= Rytis Mažulis =

Rytis Mažulis (born 23 February 1961 in Šiauliai) is one of the most significant and distinctive Lithuanian composers, representing the extreme minimalist trend in Lithuanian music.

== Life ==
In 1983 Rytis Mažulis graduated from Julius Juzeliūnas's composition class at the Lithuanian Academy of Music. In 1988 he won with the "Tyla" Prize for his chamber piece "The Sleep", and in 1989 he was awarded the Lithuanian Culture Fund Prize for chamber and vocal music.

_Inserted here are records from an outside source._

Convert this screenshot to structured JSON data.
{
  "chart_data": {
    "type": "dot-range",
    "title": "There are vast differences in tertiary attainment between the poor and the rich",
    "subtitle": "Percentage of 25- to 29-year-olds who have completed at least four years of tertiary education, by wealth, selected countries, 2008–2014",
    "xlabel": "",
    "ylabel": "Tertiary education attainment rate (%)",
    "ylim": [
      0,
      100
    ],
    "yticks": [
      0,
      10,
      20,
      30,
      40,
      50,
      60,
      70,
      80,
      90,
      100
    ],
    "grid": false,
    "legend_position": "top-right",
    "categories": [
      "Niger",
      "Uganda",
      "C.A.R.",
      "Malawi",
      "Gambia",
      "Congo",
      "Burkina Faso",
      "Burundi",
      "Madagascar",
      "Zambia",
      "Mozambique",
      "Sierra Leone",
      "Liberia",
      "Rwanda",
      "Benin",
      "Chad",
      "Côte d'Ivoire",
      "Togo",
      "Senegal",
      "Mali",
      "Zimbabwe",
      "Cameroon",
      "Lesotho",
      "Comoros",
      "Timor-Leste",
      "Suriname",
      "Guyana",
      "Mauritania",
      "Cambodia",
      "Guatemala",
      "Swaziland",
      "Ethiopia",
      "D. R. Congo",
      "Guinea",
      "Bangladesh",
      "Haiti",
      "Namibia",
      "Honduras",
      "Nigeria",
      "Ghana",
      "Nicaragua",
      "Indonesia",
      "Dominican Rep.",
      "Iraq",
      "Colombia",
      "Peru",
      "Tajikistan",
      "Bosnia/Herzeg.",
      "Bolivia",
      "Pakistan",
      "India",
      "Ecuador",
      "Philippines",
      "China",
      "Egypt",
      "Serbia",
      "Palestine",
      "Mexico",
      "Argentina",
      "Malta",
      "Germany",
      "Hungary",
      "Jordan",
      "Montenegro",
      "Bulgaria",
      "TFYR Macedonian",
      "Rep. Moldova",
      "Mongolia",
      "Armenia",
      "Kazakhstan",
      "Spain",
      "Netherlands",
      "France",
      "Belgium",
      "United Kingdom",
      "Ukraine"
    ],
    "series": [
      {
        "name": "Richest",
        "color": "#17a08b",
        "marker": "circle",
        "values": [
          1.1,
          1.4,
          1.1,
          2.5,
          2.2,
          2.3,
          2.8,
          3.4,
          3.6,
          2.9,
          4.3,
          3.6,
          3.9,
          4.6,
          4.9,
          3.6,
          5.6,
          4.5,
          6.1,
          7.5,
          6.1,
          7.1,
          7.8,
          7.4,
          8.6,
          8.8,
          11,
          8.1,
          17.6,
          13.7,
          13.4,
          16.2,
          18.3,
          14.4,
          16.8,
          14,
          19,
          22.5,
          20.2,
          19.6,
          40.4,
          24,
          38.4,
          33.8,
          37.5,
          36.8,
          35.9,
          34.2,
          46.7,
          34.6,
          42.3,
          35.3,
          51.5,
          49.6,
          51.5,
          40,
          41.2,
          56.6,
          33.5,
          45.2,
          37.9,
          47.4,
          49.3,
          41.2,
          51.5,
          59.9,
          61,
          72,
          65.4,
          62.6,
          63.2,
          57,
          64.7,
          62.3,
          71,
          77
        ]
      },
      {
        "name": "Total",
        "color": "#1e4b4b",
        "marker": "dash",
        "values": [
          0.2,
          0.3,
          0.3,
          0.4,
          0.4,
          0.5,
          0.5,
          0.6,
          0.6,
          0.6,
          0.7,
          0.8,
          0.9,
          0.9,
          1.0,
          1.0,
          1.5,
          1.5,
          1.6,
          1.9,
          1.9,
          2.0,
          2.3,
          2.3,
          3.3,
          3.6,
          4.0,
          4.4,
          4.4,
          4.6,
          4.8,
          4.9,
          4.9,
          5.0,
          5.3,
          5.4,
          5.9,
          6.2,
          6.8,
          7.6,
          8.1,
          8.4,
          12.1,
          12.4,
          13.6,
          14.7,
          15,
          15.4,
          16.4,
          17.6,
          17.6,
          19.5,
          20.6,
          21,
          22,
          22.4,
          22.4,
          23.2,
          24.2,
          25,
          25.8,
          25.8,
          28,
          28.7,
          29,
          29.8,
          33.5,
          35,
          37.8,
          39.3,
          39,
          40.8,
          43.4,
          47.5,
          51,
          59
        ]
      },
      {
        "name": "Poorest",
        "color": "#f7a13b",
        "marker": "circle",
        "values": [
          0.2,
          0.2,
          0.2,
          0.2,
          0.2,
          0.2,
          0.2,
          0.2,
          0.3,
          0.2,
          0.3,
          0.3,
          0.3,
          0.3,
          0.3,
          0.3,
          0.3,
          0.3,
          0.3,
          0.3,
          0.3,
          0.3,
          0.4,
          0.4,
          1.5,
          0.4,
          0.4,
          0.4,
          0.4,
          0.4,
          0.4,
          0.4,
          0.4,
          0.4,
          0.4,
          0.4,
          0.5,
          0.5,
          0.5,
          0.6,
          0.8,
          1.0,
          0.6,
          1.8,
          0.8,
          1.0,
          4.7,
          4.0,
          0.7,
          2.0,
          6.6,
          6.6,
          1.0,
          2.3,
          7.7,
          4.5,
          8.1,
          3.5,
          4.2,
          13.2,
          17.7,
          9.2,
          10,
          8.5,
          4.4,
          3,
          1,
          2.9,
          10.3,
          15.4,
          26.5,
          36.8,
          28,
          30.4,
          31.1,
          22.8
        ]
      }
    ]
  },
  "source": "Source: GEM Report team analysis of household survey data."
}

Mažulis received a scholarship from the Akademie Schloss Solitude, Stuttgart, for the period from September 1998 to April 1999. He was twice awarded the prize for the best vocal composition ("ajapajapam", 2002; "Form Is Emptiness", 2006) at the competition organized by the Lithuanian Composers' Union. In 2004 he was awarded the Lithuanian National Prize. In 2006 Rytis Mažulis was appointed Head of the Composition Department of the Lithuanian Academy of Music and Theatre.

Works by Mažulis are frequently performed at festivals throughout Europe: Nyyd (Tallinn, 1991), Musikhøst (Odense, 1992), Deutschlandfunk (Cologne, 1992), Prague Spring (1995), Norrtelje Chamber Music Festival (1995), De Suite Muziekweek (Amsterdam, 1995), Minimalisms (Berlin, 1998), Klang Raum (Stuttgart, 1998), 53. Arbeitstagung von Institut für neue Musik und Musikerziehung (Darmstadt, 1999), MaerzMusik (Berlin, 2003), Melos-Ethos (Bratislava, 2005), Huddersfield Contemporary Music Festival (2006, 2007), Images Sonores (Liege, 2007), ISCM World Music Days (Vilnius, 2008), as well as at concerts in Warsaw, Gdansk, Düsseldorf, Akademie Schloss Solitude in Stuttgart (1994, 1999), Queen Elizabeth Hall in London (1995).

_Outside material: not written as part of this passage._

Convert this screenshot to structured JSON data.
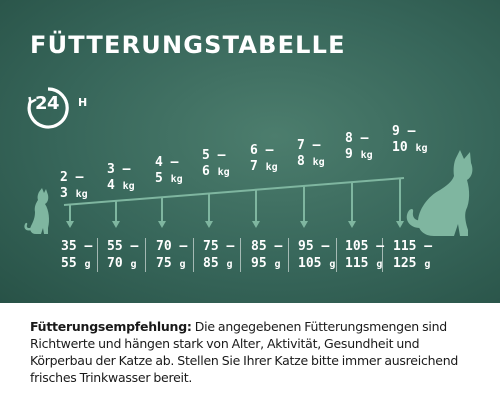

Rytis Mažulis' works are stylistically pure, frequently using canonical techniques and concentric forms. Because these composition techniques need the right instrumentation to make a homogeneous and crystal-clear sound, Mažulis usually writes for ensembles of equal voices or for all keyboard instruments. These pieces are either performed live or when his music is impossible to perform with conventional instruments- realized with computer, treated as a kind of super-piano. For example, in his piece "Palindrome" there are micro-tonal pitch gradations, non-standard divisions of rhythmic values and the simultaneous pulsing of different tempos. His "Clavier of Pure Reason" also cannot easily be performed live, but for a different reason: it needs an ensemble of at least 24 pianos. Mažulis's works are not just stylistically pure, they also show a subtle sense of humor.